Systematic reviews are most appropriate for synthesising the findings of research that evaluates clinical treatments (simple interventions) [79] and consequently base their estimates of effectiveness on one (or more) of the intervention characteristics, e.g. group or individual delivery settings. Complex interventions have several interconnecting parts and it is recognised that the evaluation of this type of interventions should go beyond the question of effectiveness to identify ‘mechanisms’ of action which can be described as the resources offered through an intervention and the way that people respond to those resources (for example, how do resources intersect with participant’s beliefs, reasoning, attitude, ideas and opportunities?) [80, 81]. Hence, a realist review may be a more suitable approach to research synthesis when attempting to understand the mechanisms by which complex social interventions work (or not) in particular contexts [62]. The realist review is a model of research synthesis that is designed to work with complex interventions or programmes and provides an explanatory analysis aimed at discerning what works, for whom, in what circumstances, in what respects and how [82]. This approach is more likely to result in findings that will help to identify and tailor interventions to fit the profile of the individual and their pathway to loneliness.

Strengths and limitations

A strength of this scoping review is that it is the first review of its type to examine the range of loneliness interventions for the older population and to describe how these interventions have been reported and categorised. It has highlighted the need for an appropriate framework to specify and describe the nature of loneliness and social isolation interventions, ideally a framework which defines interventions based on their mechanisms of action, and as a result helps to tailor or choose interventions which are matched to the individual’s needs and pathway to loneliness. Although this review utilised multiple databases and grey literature, searching other databases such as Cochrane Library and PsychInfo may have yielded other relevant published papers relevant to the aims of this scoping review. In addition, because the review was limited to papers published in the English language, it is possible that other potentially relevant reviews were omitted. A quality assessment of the reviews included was not undertaken, although this is not always necessary for scoping reviews (Arksey and O’Malley, 2006).

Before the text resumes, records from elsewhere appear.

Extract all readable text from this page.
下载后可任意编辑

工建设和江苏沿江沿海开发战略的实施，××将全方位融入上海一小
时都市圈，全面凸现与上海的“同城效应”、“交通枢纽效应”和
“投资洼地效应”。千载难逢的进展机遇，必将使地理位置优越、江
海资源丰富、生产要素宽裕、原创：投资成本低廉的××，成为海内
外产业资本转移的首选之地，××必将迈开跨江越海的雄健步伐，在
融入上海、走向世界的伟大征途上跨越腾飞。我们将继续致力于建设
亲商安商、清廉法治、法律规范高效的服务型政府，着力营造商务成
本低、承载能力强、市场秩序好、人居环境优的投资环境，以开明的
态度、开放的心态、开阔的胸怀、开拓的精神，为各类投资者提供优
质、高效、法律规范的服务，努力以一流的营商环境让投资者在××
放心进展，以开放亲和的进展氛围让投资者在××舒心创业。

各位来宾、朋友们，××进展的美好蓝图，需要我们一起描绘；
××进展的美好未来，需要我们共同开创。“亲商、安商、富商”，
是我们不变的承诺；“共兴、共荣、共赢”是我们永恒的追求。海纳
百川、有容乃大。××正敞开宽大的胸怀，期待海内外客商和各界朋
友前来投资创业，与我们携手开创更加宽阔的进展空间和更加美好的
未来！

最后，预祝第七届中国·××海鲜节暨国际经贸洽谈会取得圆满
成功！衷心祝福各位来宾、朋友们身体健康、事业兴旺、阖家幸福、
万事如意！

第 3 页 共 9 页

A broad range of interventions have been developed in an attempt to combat loneliness and social isolation among older people. Interventions were often categorised solely on the basis of whether they were delivered to a group or an individual. Moreover, the underlying theoretical basis or rationale for the categorisation was not provided in a third of reviews. Lack of theoretical reasoning could lead to difficulty when attempting to distinguish in what context a particular category of intervention is most appropriate or effective, and also by which mechanisms these interventions work to reduce loneliness and social isolation. Comprehensive description of these interventions, using appropriate and consistent terminology should be encouraged as this will increase the value of the accumulated evidence base for service providers and policy-makers. Not all older people experience loneliness in the same way or to the same degree and hence there is a pressing need to tailor interventions to meet individual’s requirements. It is recommended that future research differentiates the diverse group of older adults and takes an approach aimed at discerning what interventions work for specific subsets of this population; the contexts where these interventions work; and the mechanisms by which they operate in that given context. This information will be highly valuable in the planning and implementation of programmes to reduce loneliness and social isolation, and improving the wellbeing of older people.